Twenty migrant and refugee families settling in Hamilton have been gifted bicycles by participants of the University of Waikato's Management School (WMS) leadership programme.
The programme participants built the 20 bicycles themselves as part of a team working exercise at the WMS Leadership Academy summit day two weeks ago.
Building the bikes was meant to teach the almost 80 Year 13 students from across Waikato and Bay of Plenty participating in WMS the importance of working together.
The completed bikes were checked over by Torpedo7 mechanics to ensure they were roadworthy and ready to be presented to families at the Hamilton Multicultural Services Trust.
A family of 10 from Congo who arrived in New Zealand in February after spending 17 years in a Rwanda refugee camp said the bikes will help Ange, 10, and Joshua, 8, get to and from school.
Their brother Roger, 20, said they didn't have bikes in Congo, "so we're thankful and incredibly grateful for the bikes given to us."
The bikes were donated by The Perry Charitable Trust and heavily discounted by Torpedo7.
WMS launched the Leadership Academy pilot in term one this year to support ambitious students to become stronger leaders.
St Peter's Cambridge student Julie Brouwer said the programme made her realise that leaders don't always have to be in a leadership position.
She was turned down as a prefect which was "incredibly upsetting", but after being nominated by her school for the Leadership Academy she has become a leader in her own way.
"I want to be a leader that motivates and inspires people. I used to think leaders had to be direct and sometimes mean, but you can still treat people as people and you don't need to be in a hierarchical position to be respected."
For Charla Dougal of Mount Maunganui College, leadership became more than just a popularity contest.
"Take being a prefect, for example. You wear the jacket, you face the school and model what you think a leader is. But looking at it now, it's way more than that. It's about the little questions you ask.
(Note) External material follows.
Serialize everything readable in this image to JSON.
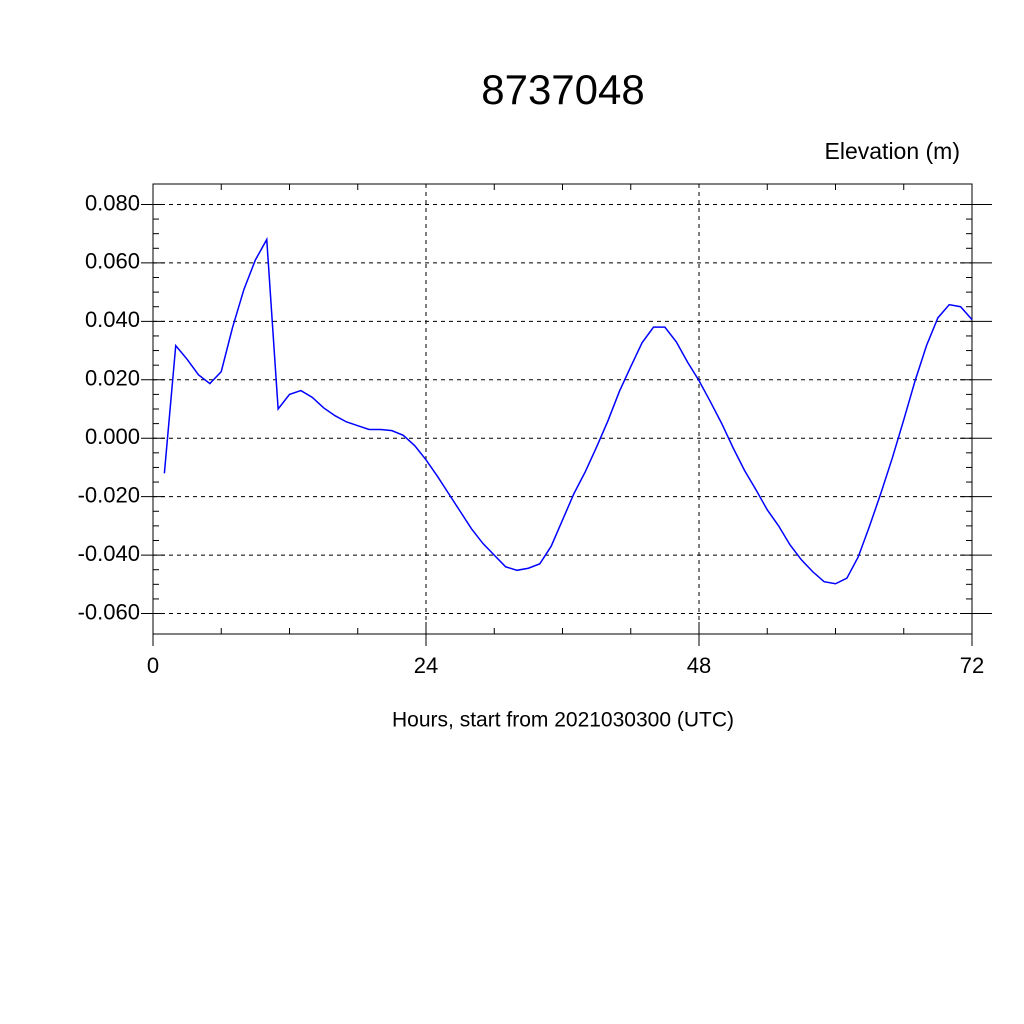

It's what you do for yourself and the conversations you have with different people," she says.
At the WMS summit day, the students also heard about leading with compassion and empathy from guest speakers Mike King (mental health activist, Gumboot Friday, I am Hope) and Richie Barnett (ex-Kiwi rugby league captain).
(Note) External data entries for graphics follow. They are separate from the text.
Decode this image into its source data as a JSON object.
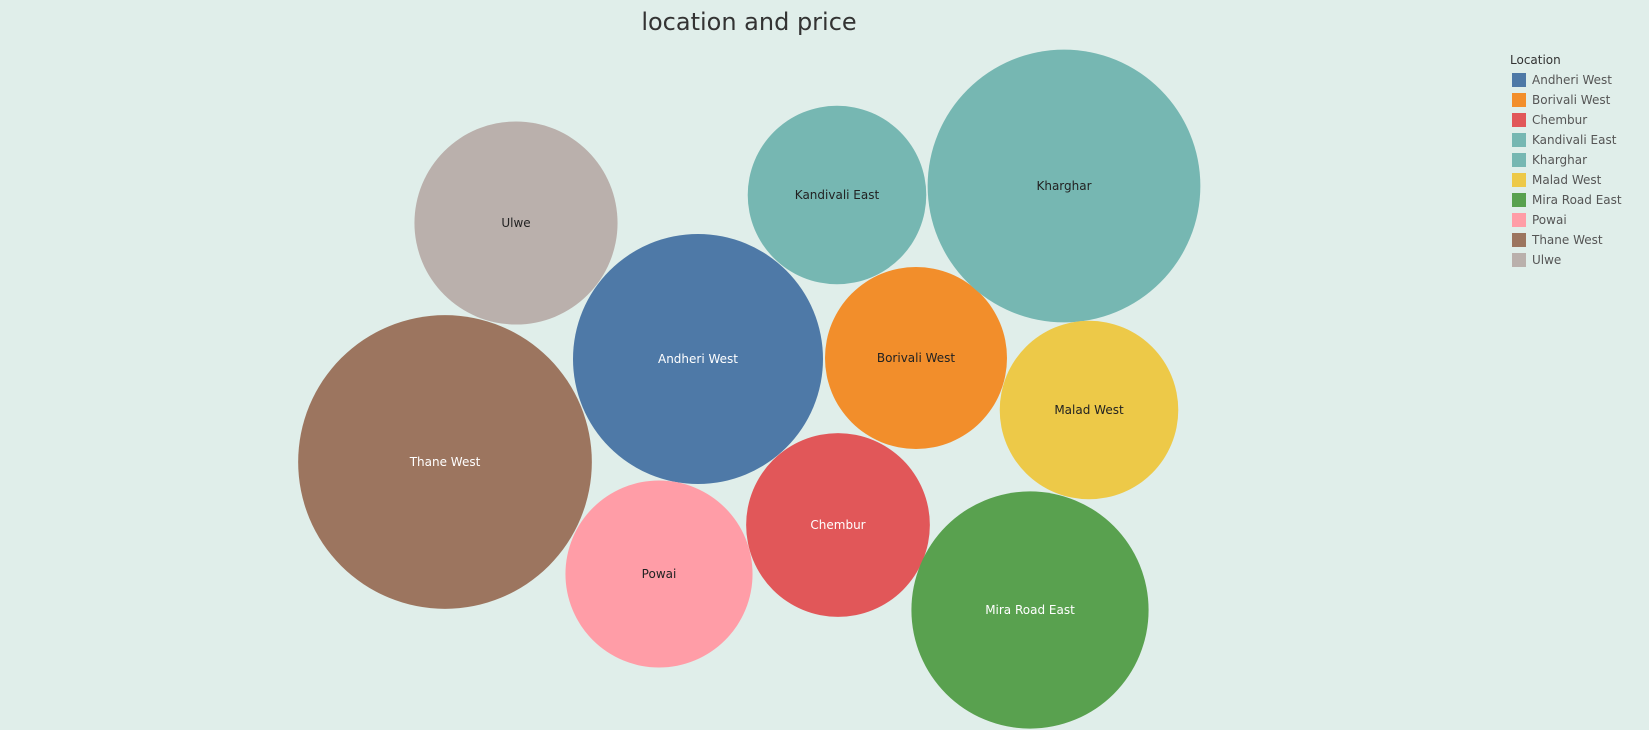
{
  "chart_data": {
    "type": "bubble",
    "title": "location and price",
    "legend": {
      "title": "Location",
      "placement": "top-right",
      "entries": [
        {
          "label": "Andheri West",
          "color": "#4e79a7"
        },
        {
          "label": "Borivali West",
          "color": "#f28e2b"
        },
        {
          "label": "Chembur",
          "color": "#e15759"
        },
        {
          "label": "Kandivali East",
          "color": "#76b7b2"
        },
        {
          "label": "Kharghar",
          "color": "#76b7b2"
        },
        {
          "label": "Malad West",
          "color": "#edc948"
        },
        {
          "label": "Mira Road East",
          "color": "#59a14f"
        },
        {
          "label": "Powai",
          "color": "#ff9da7"
        },
        {
          "label": "Thane West",
          "color": "#9c755f"
        },
        {
          "label": "Ulwe",
          "color": "#bab0ac"
        }
      ]
    },
    "series": [
      {
        "label": "Andheri West",
        "value": 1.0,
        "color": "#4e79a7",
        "text_color": "#ffffff"
      },
      {
        "label": "Borivali West",
        "value": 0.53,
        "color": "#f28e2b",
        "text_color": "#222222"
      },
      {
        "label": "Chembur",
        "value": 0.54,
        "color": "#e15759",
        "text_color": "#ffffff"
      },
      {
        "label": "Kandivali East",
        "value": 0.51,
        "color": "#76b7b2",
        "text_color": "#222222"
      },
      {
        "label": "Kharghar",
        "value": 1.19,
        "color": "#76b7b2",
        "text_color": "#222222"
      },
      {
        "label": "Malad West",
        "value": 0.51,
        "color": "#edc948",
        "text_color": "#222222"
      },
      {
        "label": "Mira Road East",
        "value": 0.9,
        "color": "#59a14f",
        "text_color": "#ffffff"
      },
      {
        "label": "Powai",
        "value": 0.56,
        "color": "#ff9da7",
        "text_color": "#222222"
      },
      {
        "label": "Thane West",
        "value": 1.38,
        "color": "#9c755f",
        "text_color": "#ffffff"
      },
      {
        "label": "Ulwe",
        "value": 0.66,
        "color": "#bab0ac",
        "text_color": "#222222"
      }
    ]
  }
}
Mike King encouraged students with a passion to jump feet first.
"Don't test the water with one toe. If you're passionate about something and you have an idea of what you want to do, then just jump in."
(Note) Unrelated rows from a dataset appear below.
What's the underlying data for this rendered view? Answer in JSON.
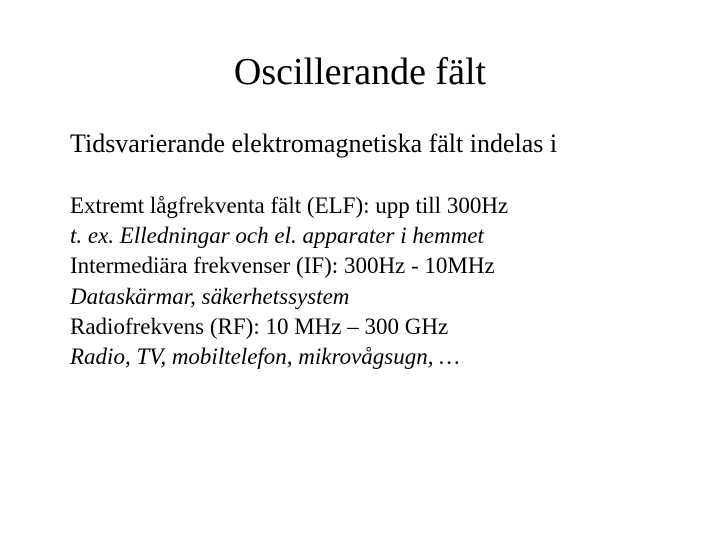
{
  "slide": {
    "title": "Oscillerande fält",
    "subtitle": "Tidsvarierande elektromagnetiska fält indelas i",
    "lines": {
      "l0": "Extremt lågfrekventa fält (ELF): upp till 300Hz",
      "l1": "t. ex. Elledningar och el. apparater i hemmet",
      "l2": "Intermediära frekvenser (IF): 300Hz - 10MHz",
      "l3": "Dataskärmar, säkerhetssystem",
      "l4": "Radiofrekvens (RF): 10 MHz – 300 GHz",
      "l5": "Radio, TV, mobiltelefon, mikrovågsugn, …"
    },
    "styles": {
      "title_fontsize": 38,
      "subtitle_fontsize": 26,
      "body_fontsize": 23,
      "text_color": "#000000",
      "background_color": "#ffffff",
      "font_family": "Times New Roman"
    }
  }
}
Richie Barnett spoke about how his competitive attitude got him through one of the toughest moments in his professional career.
He had a full facial reconstruction following a smashing head clash in 2000 where he suffered breaks to both cheekbones and his nose.
"I was told my career was over but after seven months I got back on the field. No matter what you're going through, it's how you deal with it."
Stories like these solidified Cambridge High School head girl Anna Smith's dream of becoming a surgeon.
"Caring for people is so important to me. I wish there were more people here to hear Mike and Richie speak so they could benefit from it too," she says.
Throughout the programme, the students also receive special training and complete a first-year university paper (Introduction to Leadership Communication) which means they will already have one paper if they start university.
The programme will conclude with a final hub day in Tauranga in September.